Indyk: Get ready for UNSC resolution proposed not by Palestinians, but int'l community

Former envoy to peace talks hints that US would be part of such a resolution that would “lay out and preserve the principles of a two-state solution in the future.”

Martin Indyk (photo credit: REUTERS)
Martin Indyk
(photo credit: REUTERS)
Israel will likely face a UN Security Council resolution proposed by all its permanent members, designed to “lay out the principles of a two-state solution,” if the post-election government does not launch a diplomatic initiative, Martin Indyk said Monday.
Indyk, who was the US special envoy to last year’s failed Israeli- Palestinian talks and a former ambassador to Israel, said at the annual Institute for National Security Studies (INSS) conference in Tel Aviv that he expects this initiative would be “against Israel’s will.”
Indyk, currently vice president and director of the Foreign Policy Program at the Brookings Institution, has been involved in the diplomatic process since the Oslo era. After he stepped down over the summer following the collapse of the negotiations, he did little to hide his opinion that Prime Minister Benjamin Netanyahu was largely responsible for the breakdown of the talks.
“If there is a government in Israel after these elections that decides to pursue a two-state solution, then there is a way forward,” Indyk said. “It begins with coordinating an initiative with the United States. And then, together with the US, looking to Egypt and Jordan and the resurrection of the Arab Peace Initiative, to find a way to provide the Palestinians both with an Egyptian-Jordanian anchor, and the political cover of the Arab Peace Initiative.”
He said that under this arrangement there would have to be a “freeze for a freeze”: an Israeli freeze of settlement activity and a freeze of Palestinian international activity against Israel.
But if there is not an Israeli initiative or support for a twostate solution, Indyk warned, there will be “international actions” pursued not by the Palestinians, but rather by the international community “in terms of a Security Council resolution” to “lay out and preserve the principles of a twostate solution in the future.”
By saying this resolution may come from all five permanent members of the UN Security Council, he hinted that the US would be involved.
Indyk began his comments by reflecting concern in Washington that the situation on the ground is reaching a boiling point, something that has been exacerbated by Israel’s withholding the transfer of tax funds to the PA so that it is unable to pay the salaries of its civil servants, including those responsible for security coordination with Israel.

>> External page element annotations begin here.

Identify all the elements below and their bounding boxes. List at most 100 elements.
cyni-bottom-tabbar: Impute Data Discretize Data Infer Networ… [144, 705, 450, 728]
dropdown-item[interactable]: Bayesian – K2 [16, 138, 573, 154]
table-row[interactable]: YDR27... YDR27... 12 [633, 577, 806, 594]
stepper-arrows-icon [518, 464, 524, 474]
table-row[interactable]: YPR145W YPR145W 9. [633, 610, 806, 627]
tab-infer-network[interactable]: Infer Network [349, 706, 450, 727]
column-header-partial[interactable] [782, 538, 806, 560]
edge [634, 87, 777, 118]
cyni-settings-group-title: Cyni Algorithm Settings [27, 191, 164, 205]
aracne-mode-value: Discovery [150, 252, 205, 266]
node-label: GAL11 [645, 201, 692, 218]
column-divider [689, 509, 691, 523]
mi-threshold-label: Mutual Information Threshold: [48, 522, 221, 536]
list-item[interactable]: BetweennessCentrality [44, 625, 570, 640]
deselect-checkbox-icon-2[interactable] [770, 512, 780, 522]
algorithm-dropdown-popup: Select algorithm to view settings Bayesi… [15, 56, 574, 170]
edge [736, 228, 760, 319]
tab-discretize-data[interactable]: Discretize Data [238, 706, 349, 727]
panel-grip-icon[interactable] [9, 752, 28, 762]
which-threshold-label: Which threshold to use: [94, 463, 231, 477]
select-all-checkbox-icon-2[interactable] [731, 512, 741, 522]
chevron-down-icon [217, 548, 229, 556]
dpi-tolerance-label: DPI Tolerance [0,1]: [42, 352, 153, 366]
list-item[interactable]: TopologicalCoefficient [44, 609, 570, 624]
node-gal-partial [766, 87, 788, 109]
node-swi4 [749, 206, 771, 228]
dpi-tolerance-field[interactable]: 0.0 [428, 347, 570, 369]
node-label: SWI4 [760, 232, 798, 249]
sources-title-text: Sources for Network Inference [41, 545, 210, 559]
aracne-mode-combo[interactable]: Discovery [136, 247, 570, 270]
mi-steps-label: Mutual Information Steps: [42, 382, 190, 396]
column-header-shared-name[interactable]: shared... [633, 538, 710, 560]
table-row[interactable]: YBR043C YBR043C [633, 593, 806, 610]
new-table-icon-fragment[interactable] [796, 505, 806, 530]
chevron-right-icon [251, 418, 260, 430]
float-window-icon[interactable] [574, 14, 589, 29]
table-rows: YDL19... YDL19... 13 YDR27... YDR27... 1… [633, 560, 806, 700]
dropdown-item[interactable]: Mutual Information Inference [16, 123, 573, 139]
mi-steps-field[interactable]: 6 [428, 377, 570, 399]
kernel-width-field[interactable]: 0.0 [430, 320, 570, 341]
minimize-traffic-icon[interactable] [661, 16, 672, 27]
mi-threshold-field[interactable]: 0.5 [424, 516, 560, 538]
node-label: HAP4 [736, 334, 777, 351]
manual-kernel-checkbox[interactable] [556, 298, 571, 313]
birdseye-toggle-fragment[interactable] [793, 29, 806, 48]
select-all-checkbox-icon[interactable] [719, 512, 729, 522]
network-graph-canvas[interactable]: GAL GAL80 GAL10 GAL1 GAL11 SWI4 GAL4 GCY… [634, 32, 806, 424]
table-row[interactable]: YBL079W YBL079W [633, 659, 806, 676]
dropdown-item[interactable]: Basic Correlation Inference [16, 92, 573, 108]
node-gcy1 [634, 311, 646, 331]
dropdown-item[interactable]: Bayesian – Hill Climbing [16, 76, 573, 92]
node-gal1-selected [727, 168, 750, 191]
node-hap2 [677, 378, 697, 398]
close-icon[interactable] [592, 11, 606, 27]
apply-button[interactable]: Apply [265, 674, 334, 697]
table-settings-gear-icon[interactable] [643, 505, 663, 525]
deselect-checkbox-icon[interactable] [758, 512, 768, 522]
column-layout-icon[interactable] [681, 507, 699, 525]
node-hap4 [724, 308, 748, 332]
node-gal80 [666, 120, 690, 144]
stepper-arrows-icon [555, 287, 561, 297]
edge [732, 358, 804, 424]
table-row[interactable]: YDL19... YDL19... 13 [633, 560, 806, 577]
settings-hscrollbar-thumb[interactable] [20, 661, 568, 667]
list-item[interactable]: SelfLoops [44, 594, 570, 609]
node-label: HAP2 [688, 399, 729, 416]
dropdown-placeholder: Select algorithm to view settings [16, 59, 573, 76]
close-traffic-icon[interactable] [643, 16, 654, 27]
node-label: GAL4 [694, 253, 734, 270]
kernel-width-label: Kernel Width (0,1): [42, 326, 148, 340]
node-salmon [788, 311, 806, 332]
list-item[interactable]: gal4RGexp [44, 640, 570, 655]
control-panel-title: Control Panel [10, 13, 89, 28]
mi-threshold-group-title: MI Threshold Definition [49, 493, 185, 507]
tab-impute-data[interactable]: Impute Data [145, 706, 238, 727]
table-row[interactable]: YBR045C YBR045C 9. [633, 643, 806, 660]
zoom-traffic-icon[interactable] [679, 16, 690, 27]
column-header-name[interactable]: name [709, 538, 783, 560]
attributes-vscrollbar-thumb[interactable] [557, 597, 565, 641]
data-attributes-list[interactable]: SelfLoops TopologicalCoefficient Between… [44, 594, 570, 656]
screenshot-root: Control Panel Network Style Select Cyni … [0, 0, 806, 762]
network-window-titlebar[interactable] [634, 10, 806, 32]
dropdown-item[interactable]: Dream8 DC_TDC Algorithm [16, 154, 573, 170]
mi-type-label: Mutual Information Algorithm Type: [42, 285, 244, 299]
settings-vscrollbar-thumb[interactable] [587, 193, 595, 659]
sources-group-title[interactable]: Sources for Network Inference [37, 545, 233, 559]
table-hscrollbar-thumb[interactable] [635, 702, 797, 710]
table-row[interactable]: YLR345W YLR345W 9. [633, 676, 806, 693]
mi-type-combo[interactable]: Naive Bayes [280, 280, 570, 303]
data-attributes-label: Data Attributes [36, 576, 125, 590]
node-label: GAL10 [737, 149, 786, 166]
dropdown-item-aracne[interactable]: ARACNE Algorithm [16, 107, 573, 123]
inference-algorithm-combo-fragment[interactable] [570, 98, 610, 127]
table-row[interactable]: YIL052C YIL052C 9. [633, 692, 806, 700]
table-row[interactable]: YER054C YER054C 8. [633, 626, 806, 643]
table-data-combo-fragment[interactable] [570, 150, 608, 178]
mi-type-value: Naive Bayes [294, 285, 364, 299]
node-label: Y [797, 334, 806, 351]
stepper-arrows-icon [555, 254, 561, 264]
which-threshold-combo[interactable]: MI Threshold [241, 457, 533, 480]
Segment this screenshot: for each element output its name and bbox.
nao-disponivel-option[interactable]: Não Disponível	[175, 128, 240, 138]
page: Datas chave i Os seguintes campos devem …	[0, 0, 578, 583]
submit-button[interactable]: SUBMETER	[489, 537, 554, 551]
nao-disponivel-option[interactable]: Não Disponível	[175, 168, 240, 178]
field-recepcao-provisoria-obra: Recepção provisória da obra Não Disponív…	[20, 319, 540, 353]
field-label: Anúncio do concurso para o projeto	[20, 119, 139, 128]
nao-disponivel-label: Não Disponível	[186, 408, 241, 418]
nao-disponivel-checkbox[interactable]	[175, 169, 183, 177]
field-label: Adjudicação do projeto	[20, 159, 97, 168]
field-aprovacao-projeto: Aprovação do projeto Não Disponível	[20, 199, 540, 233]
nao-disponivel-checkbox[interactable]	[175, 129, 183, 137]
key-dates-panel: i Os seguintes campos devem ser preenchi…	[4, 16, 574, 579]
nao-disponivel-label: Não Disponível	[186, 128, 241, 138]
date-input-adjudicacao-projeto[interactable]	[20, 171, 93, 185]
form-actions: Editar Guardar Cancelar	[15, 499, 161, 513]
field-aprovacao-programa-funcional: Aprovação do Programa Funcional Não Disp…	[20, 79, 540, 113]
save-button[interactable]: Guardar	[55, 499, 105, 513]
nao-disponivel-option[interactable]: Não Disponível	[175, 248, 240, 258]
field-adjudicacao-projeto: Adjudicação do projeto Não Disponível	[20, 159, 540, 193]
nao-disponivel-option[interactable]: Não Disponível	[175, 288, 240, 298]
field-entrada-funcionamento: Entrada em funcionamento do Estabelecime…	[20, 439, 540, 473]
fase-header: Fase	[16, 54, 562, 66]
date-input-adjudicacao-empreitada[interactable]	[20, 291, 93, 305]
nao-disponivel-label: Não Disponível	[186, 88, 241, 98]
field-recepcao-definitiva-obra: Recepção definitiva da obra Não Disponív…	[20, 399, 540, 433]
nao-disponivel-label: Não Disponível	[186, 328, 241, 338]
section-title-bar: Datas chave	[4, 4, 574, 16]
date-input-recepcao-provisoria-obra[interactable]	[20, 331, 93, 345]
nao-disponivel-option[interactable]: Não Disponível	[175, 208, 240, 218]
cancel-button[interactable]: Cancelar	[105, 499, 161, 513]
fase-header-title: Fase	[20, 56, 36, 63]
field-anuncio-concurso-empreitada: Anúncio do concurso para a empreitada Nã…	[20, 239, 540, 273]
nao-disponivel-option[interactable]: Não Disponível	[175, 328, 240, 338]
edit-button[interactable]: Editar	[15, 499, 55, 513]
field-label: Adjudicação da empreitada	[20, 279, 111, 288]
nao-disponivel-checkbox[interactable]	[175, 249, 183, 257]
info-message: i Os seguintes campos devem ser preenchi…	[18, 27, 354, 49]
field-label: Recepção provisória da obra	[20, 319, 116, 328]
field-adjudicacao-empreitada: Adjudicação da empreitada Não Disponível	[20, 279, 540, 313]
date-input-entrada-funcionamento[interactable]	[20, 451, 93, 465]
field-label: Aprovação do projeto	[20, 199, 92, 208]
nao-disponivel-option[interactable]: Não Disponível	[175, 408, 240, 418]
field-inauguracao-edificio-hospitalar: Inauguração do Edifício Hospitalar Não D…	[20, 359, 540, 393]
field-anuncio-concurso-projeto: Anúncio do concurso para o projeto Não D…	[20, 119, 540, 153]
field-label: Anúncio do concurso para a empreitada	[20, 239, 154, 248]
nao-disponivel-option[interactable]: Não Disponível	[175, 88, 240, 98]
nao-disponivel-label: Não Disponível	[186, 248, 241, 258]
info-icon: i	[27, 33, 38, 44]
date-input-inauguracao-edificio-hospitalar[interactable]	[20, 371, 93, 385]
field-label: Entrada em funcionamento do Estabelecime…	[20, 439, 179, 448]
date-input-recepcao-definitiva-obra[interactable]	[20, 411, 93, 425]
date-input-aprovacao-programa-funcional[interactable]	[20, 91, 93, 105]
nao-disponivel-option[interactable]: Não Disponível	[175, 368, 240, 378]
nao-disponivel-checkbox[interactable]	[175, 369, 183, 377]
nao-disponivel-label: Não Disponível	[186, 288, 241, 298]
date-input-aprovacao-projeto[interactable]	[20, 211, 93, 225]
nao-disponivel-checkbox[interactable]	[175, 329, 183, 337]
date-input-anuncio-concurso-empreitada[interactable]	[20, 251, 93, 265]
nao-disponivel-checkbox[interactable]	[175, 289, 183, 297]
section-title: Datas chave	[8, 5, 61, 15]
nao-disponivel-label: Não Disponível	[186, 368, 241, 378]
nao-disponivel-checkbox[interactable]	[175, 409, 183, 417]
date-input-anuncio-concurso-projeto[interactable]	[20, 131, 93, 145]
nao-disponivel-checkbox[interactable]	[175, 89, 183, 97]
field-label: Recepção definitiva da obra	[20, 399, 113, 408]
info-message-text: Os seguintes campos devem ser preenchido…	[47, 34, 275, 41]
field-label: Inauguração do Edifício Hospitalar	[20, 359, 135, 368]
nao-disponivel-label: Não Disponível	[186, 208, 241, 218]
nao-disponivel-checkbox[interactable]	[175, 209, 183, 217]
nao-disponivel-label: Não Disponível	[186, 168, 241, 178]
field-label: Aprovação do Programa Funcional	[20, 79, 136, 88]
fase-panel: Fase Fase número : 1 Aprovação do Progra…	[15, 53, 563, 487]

“The collapse of the Palestinian Authority” is a real danger, and Israel could soon find itself responsible for the Palestinians both in the West Bank and in Gaza, he said.
Indyk, looking back on last year’s failed negotiations, said that there are “very wide gaps” between the two parties. At the same time, he said, solutions to bridge the gaps on all the main core issues could be found, “but the political conditions for both sides don’t exist at the moment.”
He said that not only is there a fundamental lack of trust between the leaders, “but also the lack of trust between the peoples,” with both sides believing there is no partner on the other side.
“As long as that is the case, it is very difficult to create a situation in which the political leadership feels the people at their back insisting they make a deal,” Indyk said. And this fundamental lack of trust between leaders and people is something “that will be extremely difficult to overcome,” he added.
Prior to Indyk, Brig.-Gen.
(res.) Moshe Tamir presented the principles of a plan for a limited unilateral Israeli withdrawal from the West Bank, an idea that has been promoted for some time by the INSS under its previous director, Amos Yadlin, who stepped down recently when he took the plunge into politics.
Yadlin is now the Zionist Union’s candidate for defense minister.
An INSS workgroup – that in addition to Tamir also included INSS acting director Udi Dekel and security expert Brig.-Gen.
(res) Baruch Spiegel – suggested a limited Israeli unilateral withdrawal that would not compromise Israel’s security is only possible if the Jordan Valley and the settlements there remain in Israeli hands, and if the IDF retains freedom of action throughout Judea and Samaria.
Tamir said that if the withdrawal from Gaza were based on the premise of deterrence – that Hamas would not act if it knew that if it did so it would be hit sevenfold by Israel – then a different paradigm would have to be used to enable a withdrawal from even parts of the West Bank.
“In Judea and Samaria we are looking at a different way altogether.
It has to be complete prevention of militarization and arming,” he said. According to Tamir, withdrawal from parts of the West Bank could work only if it would be impossible for the Palestinians to arm themselves inside areas left by the IDF. And for that purpose, it would be necessary to hold onto the Jordan Valley and allow freedom of IDF action.
Another speaker on the panel was Tamar Asraf, spokeswoman for the Binyamin Regional Council, who said that the proposal for a limited unilateral withdrawal from the West Bank would necessitate the evacuation of some 100,000 settlers, something that would create a rift in the country that would be more dangerous to its future than the external threats.